“Expiring use,” a term used to reference housing units whose affordability restrictions can end if owners prepay their subsidized mortgages or decide against renewing their rent assistance contracts upon expiration, is not an unfamiliar nomenclature in the affordable housing world. The first wave hit in the late 1980s, when units subsidized with below-market interest rate mortgages in the 1960s and 1970s under the Section 236 and Section 221(d)(3) programs began to reach the 20-year mark at which owners were eligible to prepay their mortgages and opt out of keeping the units affordable.
Many owners did so, especially those in hot markets. But two federal provisions passed in 1987, known as the Title II and VI Preservation Program, saved about 90,000 units by providing various incentives for owners to remain in the programs (such as Section 8 subsidy increases and lucrative equity take-out loans) and by requiring owners to either refinance as affordable housing or sell to a nonprofit or tenant group that would preserve affordability. Tenants groups or nonprofits purchased about 30,000 units using this provision. But these laws were terminated in 1996, and the National Alliance of HUD Tenants (NAHT) estimates that 360,000 units have since been lost as owners decide to prepay mortgages and/or not renew expiring Section 8 contracts.
The New Wrinkle
The next several years may see an even greater loss of affordable housing as the 40-year mortgages are themselves expiring. A 2004 GAO report found that 21 percent of HUD-subsidized mortgages are scheduled to reach maturity by 2013. This amounts to 2,328 properties and 237,000 units. (In addition, about 30,000 units saved under the Title II Preservation Program will also have their use restrictions expire with the end of the mortgage, despite the additional incentives owners received not to opt out in the early 1990s. These units were missed by the GAO report, according to NAHT.)

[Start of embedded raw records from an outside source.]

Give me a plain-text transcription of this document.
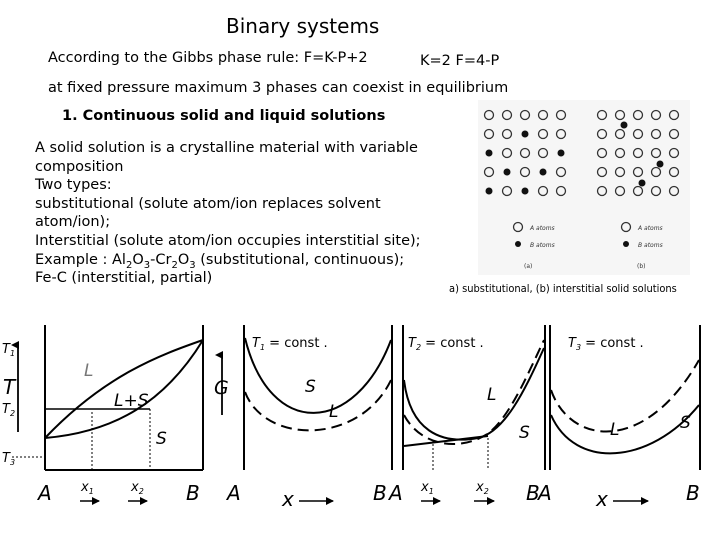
Binary systems
According to the Gibbs phase rule: F=K-P+2	K=2 F=4-P
at fixed pressure maximum 3 phases can coexist in equilibrium
1. Continuous solid and liquid solutions
A solid solution is a crystalline material with variable
composition
Two types:
substitutional (solute atom/ion replaces solvent
atom/ion);
Interstitial (solute atom/ion occupies interstitial site);
Example : $Al_2O_3-Cr_2O_3$ (substitutional, continuous);
Fe-C (interstitial, partial)
A atoms
B atoms
A atoms
B atoms
(a)	(b)
a) substitutional, (b) interstitial solid solutions
$T_1$
T
$T_2$
$T_3$
L
L+S
S
$x_1$	$x_2$
A	B
$T_1$ = const .
G	S
L
A x	B
$T_2$ = const .
L
S
$x_1$	$x_2$
A	B
$T_3$ = const .
L	S
A x	B
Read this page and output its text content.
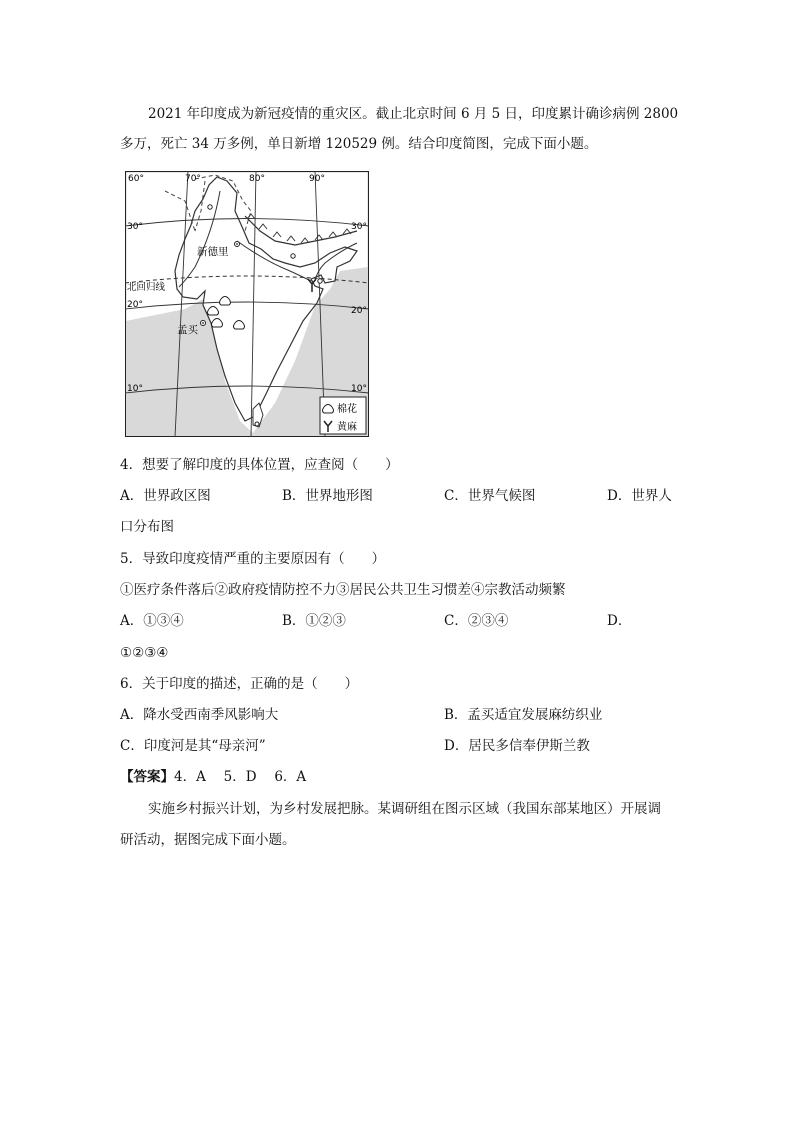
2021 年印度成为新冠疫情的重灾区。截止北京时间 6 月 5 日，印度累计确诊病例 2800
多万，死亡 34 万多例，单日新增 120529 例。结合印度简图，完成下面小题。
60°	70°	80°	90°
30°
20°
10°
30°
20°
10°
新德里
孟买
北回归线
棉花
黄麻
4．想要了解印度的具体位置，应查阅（　　）
A．世界政区图	B．世界地形图	C．世界气候图	D．世界人
口分布图
5．导致印度疫情严重的主要原因有（　　）
①医疗条件落后②政府疫情防控不力③居民公共卫生习惯差④宗教活动频繁
A．①③④	B．①②③	C．②③④	D．
①②③④
6．关于印度的描述，正确的是（　　）
A．降水受西南季风影响大	B．孟买适宜发展麻纺织业
C．印度河是其“母亲河”	D．居民多信奉伊斯兰教
【答案】4．A　 5．D　 6．A
实施乡村振兴计划，为乡村发展把脉。某调研组在图示区域（我国东部某地区）开展调
研活动，据图完成下面小题。
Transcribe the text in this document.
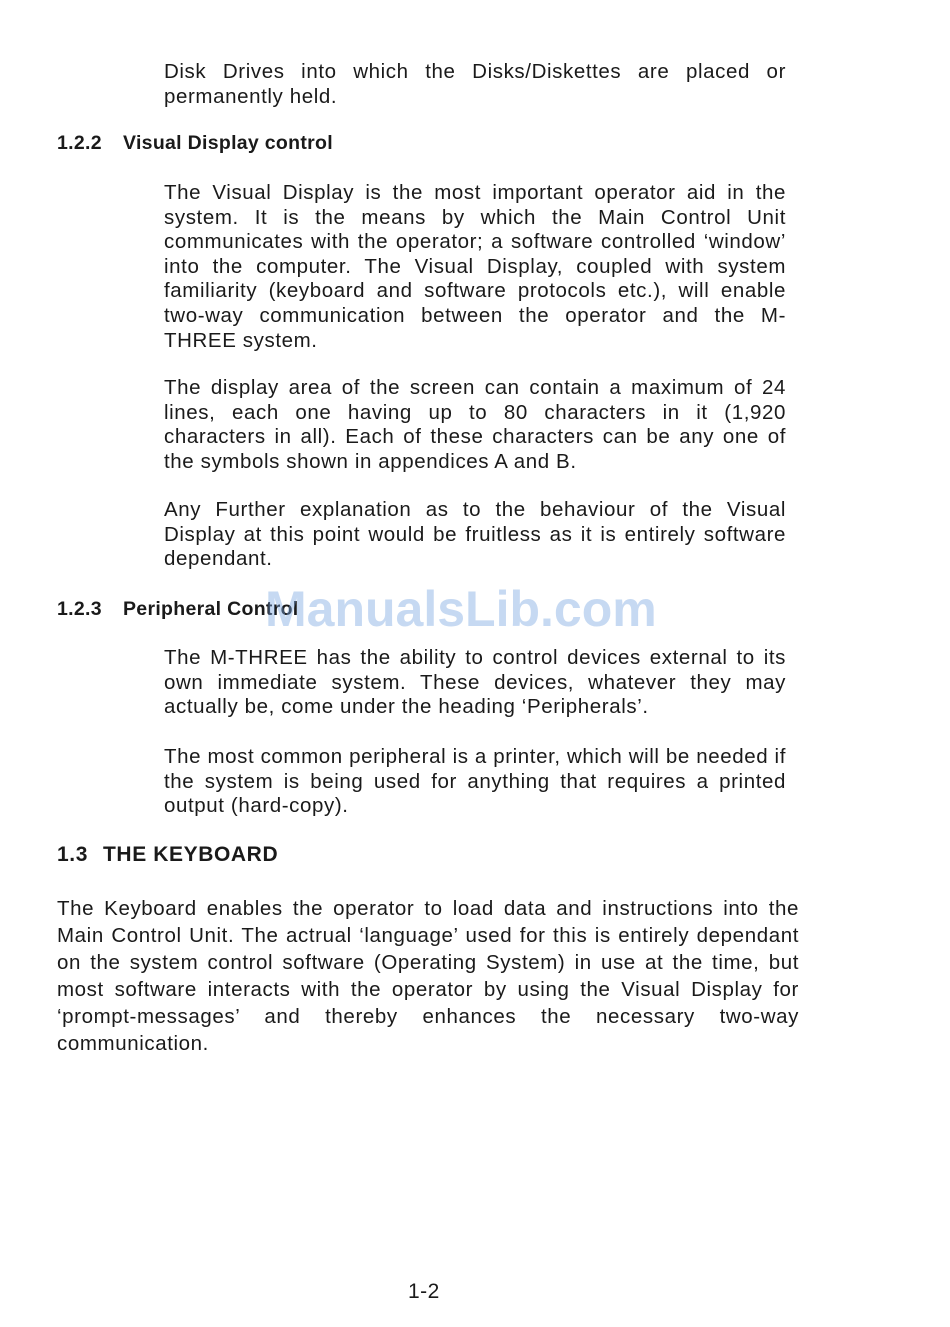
Disk Drives into which the Disks/Diskettes are placed or permanently held.

1.2.2 Visual Display control

The Visual Display is the most important operator aid in the system. It is the means by which the Main Control Unit communicates with the operator; a software controlled ‘window’ into the computer. The Visual Display, coupled with system familiarity (keyboard and software protocols etc.), will enable two-way communication between the operator and the M-THREE system.

The display area of the screen can contain a maximum of 24 lines, each one having up to 80 characters in it (1,920 characters in all). Each of these characters can be any one of the symbols shown in appendices A and B.

Any Further explanation as to the behaviour of the Visual Display at this point would be fruitless as it is entirely software dependant.

1.2.3 Peripheral Control

The M-THREE has the ability to control devices external to its own immediate system. These devices, whatever they may actually be, come under the heading ‘Peripherals’.

The most common peripheral is a printer, which will be needed if the system is being used for anything that requires a printed output (hard-copy).

1.3 THE KEYBOARD

The Keyboard enables the operator to load data and instructions into the Main Control Unit. The actrual ‘language’ used for this is entirely dependant on the system control software (Operating System) in use at the time, but most software interacts with the operator by using the Visual Display for ‘prompt-messages’ and thereby enhances the necessary two-way communication.

ManualsLib.com
1-2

There are currently no requirements for owners to extend HUD contracts beyond the 40-year mortgages. Since current rents are tied to the original subsidized mortgages and are typically hundreds of dollars per month below market, the temptation to convert to market rents is very real. Only a few cities with local rent controls, such as Los Angeles, have been able to limit huge rent hikes.
In expiring mortgage buildings where owners decide to not renew, or “opt out,” of project-based Section 8 contracts, current tenants are at least eligible for “enhanced vouchers,” which allow them to stay in their homes by paying the full market rent to the owner. But the issue here is replacement, not displacement. Each time a low-income resident leaves, that unit converts to market rate and is lost to the affordable housing stock for good.
And for the 101,000 families in expiring mortgage buildings who do not now receive Section 8, there are no federal protections in place whatsoever. They are not currently eligible for enhanced vouchers and face immediate displacement when mortgages end and rents increase. Nor are they entitled to the one-year notice provisions that Section 8 tenants get or the 150-day prepayment notices for non-Section 8 tenants.
For tenants like Evelyn Cobb, a hard-working single mother and naturalized citizen from Jamaica who lives in the 967-unit Georgetowne Homes complex in Boston’s Hyde Park, these threats are real. Cobb, who is employed as a commercial analyst, says “There’s no way I can afford a $700 per month rent increase, which is what the owner could charge when the mortgage runs out next March. I’m having a hard time making ends meet now.”
Cobb, a leader of Georgetowne Tenants United, questions the fairness of Georgetowne owner Howard Cohen making $170 million in windfall profits, paid for by tenants and federal, state, and city subsidies, if his company carries through on threats to convert to market. “People objected when AIG got $160 million from taxpayers for bonuses paid to 3,000 employees last year,” she notes. “Yet just one person stands to make a bigger windfall at Georgetowne.”